In fact, 'x' means something different for directories. It gives someone the right to traverse the directory, but not to look at its contents. The distinction is subtle, so let's have a look at an example. Vlad's home directory has three subdirectories called venus, mars, and pluto:

Execute Permission for Directories

Each of these has a subdirectory in turn called notes, and those sub-subdirectories contain various files. If a user's permissions on venus are 'r-x', then if she tries to see the contents of venus and venus/notes using ls, the computer lets her see both. If her permissions on mars are just 'r–', then she is allowed to read the contents of both mars and mars/notes. But if her permissions on pluto are only '–x', she cannot see what's in the pluto directory: ls pluto will tell her she doesn't have permission to view its contents. If she tries to look in pluto/notes, though, the computer will let her do that. She's allowed to go through pluto, but not to look at what's there. This trick gives people a way to make some of their directories visible to the world as a whole without opening up everything else.

What about Windows?

Those are the basics of permissions on Unix. As we said at the outset, though, things work differently on Windows. There, permissions are defined by access control lists, or ACLs.

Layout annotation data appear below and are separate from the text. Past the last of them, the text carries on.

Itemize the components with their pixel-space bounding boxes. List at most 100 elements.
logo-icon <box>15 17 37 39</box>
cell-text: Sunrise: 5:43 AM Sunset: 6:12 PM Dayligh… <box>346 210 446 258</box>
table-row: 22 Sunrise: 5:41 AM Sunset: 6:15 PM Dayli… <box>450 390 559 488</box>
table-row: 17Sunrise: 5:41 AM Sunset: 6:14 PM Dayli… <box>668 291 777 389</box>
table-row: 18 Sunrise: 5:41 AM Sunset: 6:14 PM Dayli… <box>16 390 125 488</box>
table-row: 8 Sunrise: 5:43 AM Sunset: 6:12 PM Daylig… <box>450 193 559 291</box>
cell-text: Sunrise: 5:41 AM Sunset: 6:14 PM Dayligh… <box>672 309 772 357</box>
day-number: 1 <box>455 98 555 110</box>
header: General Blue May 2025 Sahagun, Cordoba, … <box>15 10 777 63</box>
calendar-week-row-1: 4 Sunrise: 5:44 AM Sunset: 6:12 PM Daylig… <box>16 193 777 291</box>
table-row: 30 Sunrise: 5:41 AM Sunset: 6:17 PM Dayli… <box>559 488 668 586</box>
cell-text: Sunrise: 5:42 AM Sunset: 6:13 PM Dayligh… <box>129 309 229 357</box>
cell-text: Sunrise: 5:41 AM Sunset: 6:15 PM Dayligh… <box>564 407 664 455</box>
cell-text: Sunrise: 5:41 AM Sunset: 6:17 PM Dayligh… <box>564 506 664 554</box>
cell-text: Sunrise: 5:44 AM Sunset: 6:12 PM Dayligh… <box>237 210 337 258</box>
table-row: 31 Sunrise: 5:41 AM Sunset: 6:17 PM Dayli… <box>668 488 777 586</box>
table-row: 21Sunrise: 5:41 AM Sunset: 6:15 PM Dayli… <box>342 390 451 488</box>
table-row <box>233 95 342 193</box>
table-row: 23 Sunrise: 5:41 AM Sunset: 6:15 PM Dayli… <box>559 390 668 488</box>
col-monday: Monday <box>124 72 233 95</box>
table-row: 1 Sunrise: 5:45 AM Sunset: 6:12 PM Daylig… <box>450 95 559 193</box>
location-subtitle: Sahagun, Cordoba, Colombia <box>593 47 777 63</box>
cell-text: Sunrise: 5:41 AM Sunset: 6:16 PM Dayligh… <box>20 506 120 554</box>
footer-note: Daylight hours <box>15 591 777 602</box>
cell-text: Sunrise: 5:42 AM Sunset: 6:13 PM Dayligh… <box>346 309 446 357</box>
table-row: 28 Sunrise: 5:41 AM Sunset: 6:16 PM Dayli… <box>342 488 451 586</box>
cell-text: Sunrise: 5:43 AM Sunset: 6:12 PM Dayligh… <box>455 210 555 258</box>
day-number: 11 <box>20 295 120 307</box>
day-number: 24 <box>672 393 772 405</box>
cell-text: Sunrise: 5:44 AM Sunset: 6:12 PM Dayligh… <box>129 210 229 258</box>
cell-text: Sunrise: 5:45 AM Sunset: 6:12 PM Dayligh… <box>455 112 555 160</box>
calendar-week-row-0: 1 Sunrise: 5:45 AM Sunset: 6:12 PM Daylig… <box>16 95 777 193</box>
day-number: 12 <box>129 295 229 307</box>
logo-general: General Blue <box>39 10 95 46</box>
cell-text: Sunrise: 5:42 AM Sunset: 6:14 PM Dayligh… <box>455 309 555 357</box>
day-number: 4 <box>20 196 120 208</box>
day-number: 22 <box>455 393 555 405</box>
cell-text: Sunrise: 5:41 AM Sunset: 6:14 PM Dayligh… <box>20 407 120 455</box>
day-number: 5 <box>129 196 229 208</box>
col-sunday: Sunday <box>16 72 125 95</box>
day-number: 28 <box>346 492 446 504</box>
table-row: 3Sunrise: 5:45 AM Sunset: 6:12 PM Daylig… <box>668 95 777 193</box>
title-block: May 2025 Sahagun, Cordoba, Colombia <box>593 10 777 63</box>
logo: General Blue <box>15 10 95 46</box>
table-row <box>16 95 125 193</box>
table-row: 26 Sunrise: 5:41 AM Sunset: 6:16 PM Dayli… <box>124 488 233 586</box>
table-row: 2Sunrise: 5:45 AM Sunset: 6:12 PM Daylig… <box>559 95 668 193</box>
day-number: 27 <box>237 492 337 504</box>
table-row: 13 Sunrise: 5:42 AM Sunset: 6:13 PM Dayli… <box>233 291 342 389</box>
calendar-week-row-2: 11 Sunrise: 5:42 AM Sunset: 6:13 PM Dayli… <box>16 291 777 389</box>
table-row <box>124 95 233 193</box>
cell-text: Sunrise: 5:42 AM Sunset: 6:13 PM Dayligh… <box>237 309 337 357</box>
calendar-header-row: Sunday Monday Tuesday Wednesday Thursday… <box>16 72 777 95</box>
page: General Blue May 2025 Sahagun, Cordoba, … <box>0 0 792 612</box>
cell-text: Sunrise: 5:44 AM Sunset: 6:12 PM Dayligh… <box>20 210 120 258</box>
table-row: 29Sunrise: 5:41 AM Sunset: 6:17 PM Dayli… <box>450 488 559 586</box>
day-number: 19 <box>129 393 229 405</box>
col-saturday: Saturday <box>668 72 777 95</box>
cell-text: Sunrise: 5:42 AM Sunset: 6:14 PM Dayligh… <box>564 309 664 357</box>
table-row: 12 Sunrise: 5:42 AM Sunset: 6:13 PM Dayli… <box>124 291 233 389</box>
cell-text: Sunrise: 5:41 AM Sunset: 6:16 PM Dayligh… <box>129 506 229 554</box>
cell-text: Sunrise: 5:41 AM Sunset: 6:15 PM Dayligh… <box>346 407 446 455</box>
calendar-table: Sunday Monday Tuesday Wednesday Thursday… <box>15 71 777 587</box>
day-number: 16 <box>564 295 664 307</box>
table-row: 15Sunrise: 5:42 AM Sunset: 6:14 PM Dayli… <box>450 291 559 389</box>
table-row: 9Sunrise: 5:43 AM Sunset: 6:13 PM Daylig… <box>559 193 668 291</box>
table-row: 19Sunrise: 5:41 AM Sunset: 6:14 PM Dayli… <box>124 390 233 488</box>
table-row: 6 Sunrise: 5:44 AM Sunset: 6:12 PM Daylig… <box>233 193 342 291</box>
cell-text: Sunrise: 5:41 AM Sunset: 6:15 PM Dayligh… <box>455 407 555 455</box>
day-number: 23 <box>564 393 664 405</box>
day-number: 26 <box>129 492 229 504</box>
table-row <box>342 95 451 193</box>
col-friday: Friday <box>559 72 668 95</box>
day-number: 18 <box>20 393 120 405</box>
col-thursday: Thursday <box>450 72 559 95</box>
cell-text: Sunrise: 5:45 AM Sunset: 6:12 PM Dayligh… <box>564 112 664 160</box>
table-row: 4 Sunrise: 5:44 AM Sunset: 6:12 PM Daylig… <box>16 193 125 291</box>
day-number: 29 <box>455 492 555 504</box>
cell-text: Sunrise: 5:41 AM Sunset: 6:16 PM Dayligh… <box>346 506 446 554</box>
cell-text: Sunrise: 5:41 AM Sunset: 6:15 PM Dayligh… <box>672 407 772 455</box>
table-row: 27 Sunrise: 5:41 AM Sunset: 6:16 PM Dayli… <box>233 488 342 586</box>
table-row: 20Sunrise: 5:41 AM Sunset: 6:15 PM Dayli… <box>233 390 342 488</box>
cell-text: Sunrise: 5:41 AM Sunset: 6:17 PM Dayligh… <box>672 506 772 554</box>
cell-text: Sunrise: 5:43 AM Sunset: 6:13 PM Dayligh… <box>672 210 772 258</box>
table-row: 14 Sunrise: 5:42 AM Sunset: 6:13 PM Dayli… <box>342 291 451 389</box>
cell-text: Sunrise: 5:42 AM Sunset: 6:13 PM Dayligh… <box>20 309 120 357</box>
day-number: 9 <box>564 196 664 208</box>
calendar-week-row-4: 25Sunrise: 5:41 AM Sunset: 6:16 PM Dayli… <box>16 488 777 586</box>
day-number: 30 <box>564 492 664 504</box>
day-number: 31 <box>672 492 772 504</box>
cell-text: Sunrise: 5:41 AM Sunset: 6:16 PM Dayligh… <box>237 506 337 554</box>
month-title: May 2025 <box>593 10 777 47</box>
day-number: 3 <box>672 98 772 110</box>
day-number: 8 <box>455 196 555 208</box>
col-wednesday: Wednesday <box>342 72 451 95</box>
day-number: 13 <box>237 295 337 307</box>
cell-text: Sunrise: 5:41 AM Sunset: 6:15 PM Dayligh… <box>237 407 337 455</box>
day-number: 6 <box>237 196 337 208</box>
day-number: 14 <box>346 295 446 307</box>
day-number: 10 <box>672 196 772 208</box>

An ACL is a list of pairs, each of which combines a "who" with a "what". For example, you could give the Mummy permission to append data to a file without giving him permission to read or delete it, and give Frankenstein permission to delete a file without being able to see what it contains.

This is more flexible that the Unix model, but it's also more complex to administer and understand on small systems. (If you have a large computer system, nothing is easy to administer or understand.) Some modern variants of Unix support ACLs as well as the older read-write-execute permissions, but hardly anyone uses them.